Most Americans may be surprised to learn that people still are killed because of their religious faith in some parts of the world.
A Saturday Gazette-Mail report described how Baha'i believers flee to America to escape deadly persecution in Iran.
One of them, Minoo Panahi, wears a facial scar where a Muslim classmate struck her with a rock. Her father formerly owned an appliance shop in Iran, but fanatics burned it. Her mother spent eight years in prison for the crime of being a Baha'i. Soon after Panahi was sent to Chicago for her safety, her father was gunned down at his home.
Baha'is are considered infidels in Iran and face recurring persecution. They cannot attend universities or participate in government. They're often jailed or killed. Their homes are burned, their cemeteries vandalized, their sacred places destroyed, and the like.
Baha'ism began in the mid-1800s when a Persian holy man -- Baha'u'llah, Promised One of All Religions -- declared that he was the long-anticipated savior of many faiths: the second coming of Jesus for Christians, the much-awaited Messiah for Jews, a prophesied Mahdi imam for Muslims, Krishna for waiting Hindus, etc.
He drew large throngs of followers -- but they were massacred in repeated attacks by surrounding Muslims. Historical accounts say 20,000 Bahai's were killed during an early period of violence.

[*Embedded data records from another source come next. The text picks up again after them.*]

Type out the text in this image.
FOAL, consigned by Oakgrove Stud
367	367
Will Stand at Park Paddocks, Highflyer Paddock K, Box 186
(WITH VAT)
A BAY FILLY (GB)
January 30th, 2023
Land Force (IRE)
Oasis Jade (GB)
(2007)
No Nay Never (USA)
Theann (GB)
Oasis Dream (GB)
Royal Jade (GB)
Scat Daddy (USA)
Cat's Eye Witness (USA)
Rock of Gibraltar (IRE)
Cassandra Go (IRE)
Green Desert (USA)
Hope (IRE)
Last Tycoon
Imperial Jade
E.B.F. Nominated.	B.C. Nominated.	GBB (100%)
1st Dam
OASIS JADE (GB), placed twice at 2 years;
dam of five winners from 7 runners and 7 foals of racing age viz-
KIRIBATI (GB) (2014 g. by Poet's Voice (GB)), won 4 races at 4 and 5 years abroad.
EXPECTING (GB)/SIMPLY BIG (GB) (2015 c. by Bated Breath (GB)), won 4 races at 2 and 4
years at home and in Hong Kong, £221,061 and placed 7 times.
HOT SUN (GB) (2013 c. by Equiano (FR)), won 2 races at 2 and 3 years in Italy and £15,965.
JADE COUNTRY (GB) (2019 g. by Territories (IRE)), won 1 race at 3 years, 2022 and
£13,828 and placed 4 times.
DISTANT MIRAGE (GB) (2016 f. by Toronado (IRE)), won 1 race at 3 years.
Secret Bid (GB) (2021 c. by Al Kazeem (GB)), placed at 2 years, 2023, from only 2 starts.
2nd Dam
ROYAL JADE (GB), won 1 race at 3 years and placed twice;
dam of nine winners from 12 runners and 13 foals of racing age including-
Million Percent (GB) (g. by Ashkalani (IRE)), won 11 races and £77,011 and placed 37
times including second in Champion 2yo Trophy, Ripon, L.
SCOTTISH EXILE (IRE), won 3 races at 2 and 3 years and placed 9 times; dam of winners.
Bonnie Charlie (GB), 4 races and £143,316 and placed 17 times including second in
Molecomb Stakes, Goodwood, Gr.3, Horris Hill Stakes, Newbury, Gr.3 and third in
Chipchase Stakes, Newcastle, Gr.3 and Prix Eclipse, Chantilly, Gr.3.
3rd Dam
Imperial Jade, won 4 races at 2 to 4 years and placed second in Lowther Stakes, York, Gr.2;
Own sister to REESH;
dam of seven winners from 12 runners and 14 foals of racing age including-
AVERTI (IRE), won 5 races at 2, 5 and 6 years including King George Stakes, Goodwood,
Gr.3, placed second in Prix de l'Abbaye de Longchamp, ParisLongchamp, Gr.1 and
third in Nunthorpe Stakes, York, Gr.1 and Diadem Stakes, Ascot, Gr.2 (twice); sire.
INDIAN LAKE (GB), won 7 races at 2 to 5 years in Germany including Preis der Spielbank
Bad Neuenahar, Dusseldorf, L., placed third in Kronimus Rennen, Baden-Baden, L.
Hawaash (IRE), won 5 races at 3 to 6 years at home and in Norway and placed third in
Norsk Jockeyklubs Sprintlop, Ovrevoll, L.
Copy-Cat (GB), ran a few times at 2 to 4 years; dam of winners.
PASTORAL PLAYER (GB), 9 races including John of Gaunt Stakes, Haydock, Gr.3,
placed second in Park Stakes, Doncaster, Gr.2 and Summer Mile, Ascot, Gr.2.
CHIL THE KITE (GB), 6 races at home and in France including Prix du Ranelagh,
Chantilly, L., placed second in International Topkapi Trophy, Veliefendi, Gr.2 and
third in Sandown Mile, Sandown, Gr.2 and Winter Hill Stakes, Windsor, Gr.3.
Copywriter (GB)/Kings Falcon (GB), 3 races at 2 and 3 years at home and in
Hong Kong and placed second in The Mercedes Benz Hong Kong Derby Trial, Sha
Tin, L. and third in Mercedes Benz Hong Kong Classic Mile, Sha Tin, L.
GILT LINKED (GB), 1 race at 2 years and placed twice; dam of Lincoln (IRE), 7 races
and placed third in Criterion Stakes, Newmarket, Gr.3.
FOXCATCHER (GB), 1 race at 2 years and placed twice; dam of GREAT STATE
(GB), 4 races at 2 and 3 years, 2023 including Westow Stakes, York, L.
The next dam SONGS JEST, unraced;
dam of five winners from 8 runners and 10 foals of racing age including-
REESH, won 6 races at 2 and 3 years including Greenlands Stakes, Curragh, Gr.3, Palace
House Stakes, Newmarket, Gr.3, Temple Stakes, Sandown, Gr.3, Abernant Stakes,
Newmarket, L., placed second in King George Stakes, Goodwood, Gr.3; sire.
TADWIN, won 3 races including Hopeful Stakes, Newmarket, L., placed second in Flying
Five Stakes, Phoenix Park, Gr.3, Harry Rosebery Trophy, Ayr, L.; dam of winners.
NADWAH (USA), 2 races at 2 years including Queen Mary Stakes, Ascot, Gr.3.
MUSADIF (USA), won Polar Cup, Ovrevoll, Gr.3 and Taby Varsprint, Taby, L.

The late shah of Iran, fearing public unrest, gave mullahs power over religious affairs -- and they orchestrated pogroms against Baha'is. After Ayatollah Khomeini seized power in 1979, the attacks intensified. Amnesty International, the U.N. Human Rights Council and other world groups have documented many seizures and executions of Baha'is in Iran.
Often, young Iranians are offered a choice to convert to Islam, then are jailed or hanged if they refuse.
This horrifying situation spotlights the importance of America's freedom of religion, which has been adopted by democracies around the world. The First Amendment in the U.S. Bill of Rights requires government to keep its hands off religion. Churches are free to preach whatever they wish, and to seek members and grow without interference. One faith cannot use government power to gain dominance over others.
Freedom of religion is so deeply ingrained in America that it's barely noticed -- until people see horror that sprouts in places lacking it.